The menu. For any restaurant in the world, it’s one of the most important factors and contributors to success. If your menu prices are too high, your potential customers will have no reason to choose you over the competitors in the area. If your menu prices are too low, you struggle to make a profit and give off the impression that you’re running a “cheap” establishment. If you’re opening any form of eatery – whether it’s a cafe, restaurant, bar, or mobile food unit – you need to master this art and today we have some tips to help you along the way.
Know Your Costs
If you were to speak with any seasoned restaurateur, it wouldn’t be long before they asked the magic question: do you know your costs? If you don’t know how much the items on your menu cost, how are you supposed to know what to charge your guests? In today’s world, most restaurants allow the Head Chef to take care of the ingredients and formulate the menu while the owner chooses the prices. Unfortunately, this disjointed system no longer serves your restaurant’s bottom line in an increasingly competitive market, where menu prices are absolutely pivotal for profitability.

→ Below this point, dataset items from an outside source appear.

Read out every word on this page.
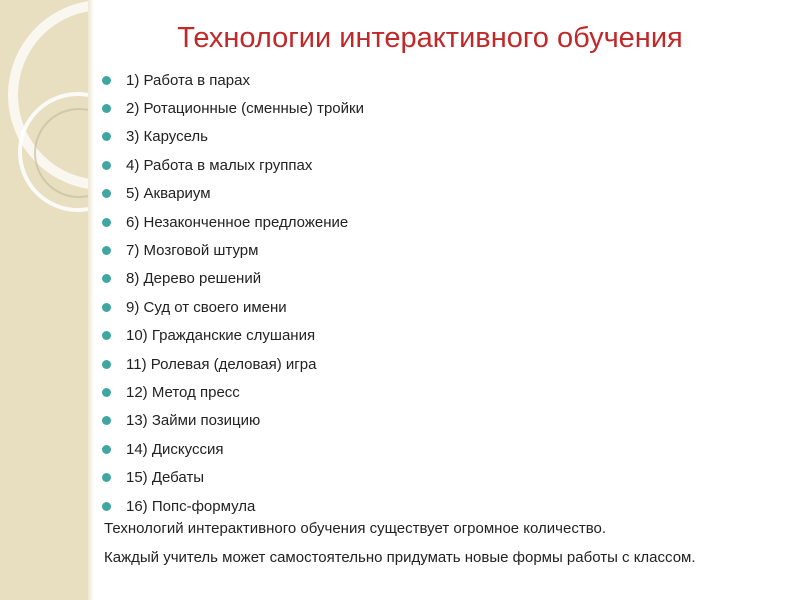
Технологии интерактивного обучения
1) Работа в парах
2) Ротационные (сменные) тройки
3) Карусель
4) Работа в малых группах
5) Аквариум
6) Незаконченное предложение
7) Мозговой штурм
8) Дерево решений
9) Суд от своего имени
10) Гражданские слушания
11) Ролевая (деловая) игра
12) Метод пресс
13) Займи позицию
14) Дискуссия
15) Дебаты
16) Попс-формула
Технологий интерактивного обучения существует огромное количество.
Каждый учитель может самостоятельно придумать новые формы работы с классом.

Moving forward, you should be looking to combine forces and create the menu together with the chef. Having a foggy idea of how much you’re spending on food ordering and menu prices isn’t good enough. You can only begin to apply a pricing strategy when you sit down and calculate the cost of each dish can you even start to implement a pricing strategy.
Cost Plus Percentage
Assuming you now know the cost of each menu item, some people will suggest adding a certain percentage to the cost to find your price. Therefore, you can determine the margin on each item, and you can be sure of profits. While this can indeed work in the industry, it’s important not to get distracted from your culinary niche.
In the past, we’ve seen restaurants abandon dishes that are synonymous with their niche just because they’ve found an alternative with a higher markup. Today, pasta is a good example since it’s cheap and the markup percentage you can add is significant. However, percentages don’t equal profit when your guests only have dishes with low prices to choose from. Your menu should also include high-priced luxury dishes that people are happy to spend money on, that take their night out to the next level.
Sure, pasta will give a higher markup but you also need to think about money. Even if the steak has a 50% food-cost percentage, the 50% profit you make will be significantly more money than the 75% you make on pasta and dishes with lower food costs. Looking ahead, you might be interested in finding a balance between the two (while keeping in mind your restaurant’s theme and target market).
Check the Competition
With new businesses, they often say ‘I don’t even know where to start, ’ and this is something many restaurateurs struggle with. Why not look at the data you already have available in the shape of competitors? Of course, we would never suggest copying their menu prices looking at other successful pricing strategies gives you an idea of how you can improve your own.
After assessing the range of prices of individual dishes, you can then adjust your own pricing according to quality and the aim of your business. If you’re trying to position yourself within the quality and luxury niche, you can charge slightly higher prices (as long as your food and customer service can back this up). If you want to be an option for those on a budget, start a little cheaper. If you’re offering a similar service and price, you can’t be charging any amount more than everybody else without giving your patrons a reason for the extra fee. Let’s not forget, the goal of strategizing your menu prices is to allow your establishment to be more competitive while meeting and exceeding your bottom line.
To finish, we have a couple of parting tips. The first piece of advice is to take your time with the whole process. To calculate costs, you’ll need to consider not just the ingredients but also time (wages), serving, overheads, portion sizes, etc. If you only consider your food ordering, you aren’t getting the whole picture, and you’ll be costing your restaurant money with no real way to recuperate it. Finalize your menu prices in accordance with your entire restaurant marketing strategy and cost control plans so that you won’t be adjusting your prices soon after opening.
Next, pricing a menu is an art and therefore not something you’ll get right straight away. Furthermore, it’s not something that’ll stay correct forever. Over time, your competition will become stronger/weaker, your costs will increase/reduce, your reputation will grow, and you’ll see various other changes in the industry. With this in mind, we recommend sitting down with your chef and assessing your menu from top to bottom once a year (at least!).
Finally, whatever price you charge, you’re making a statement about the quality of your dishes and restaurant service – so make sure you can back up your menu prices with a superb dining experience, and your customers will keep coming back for more.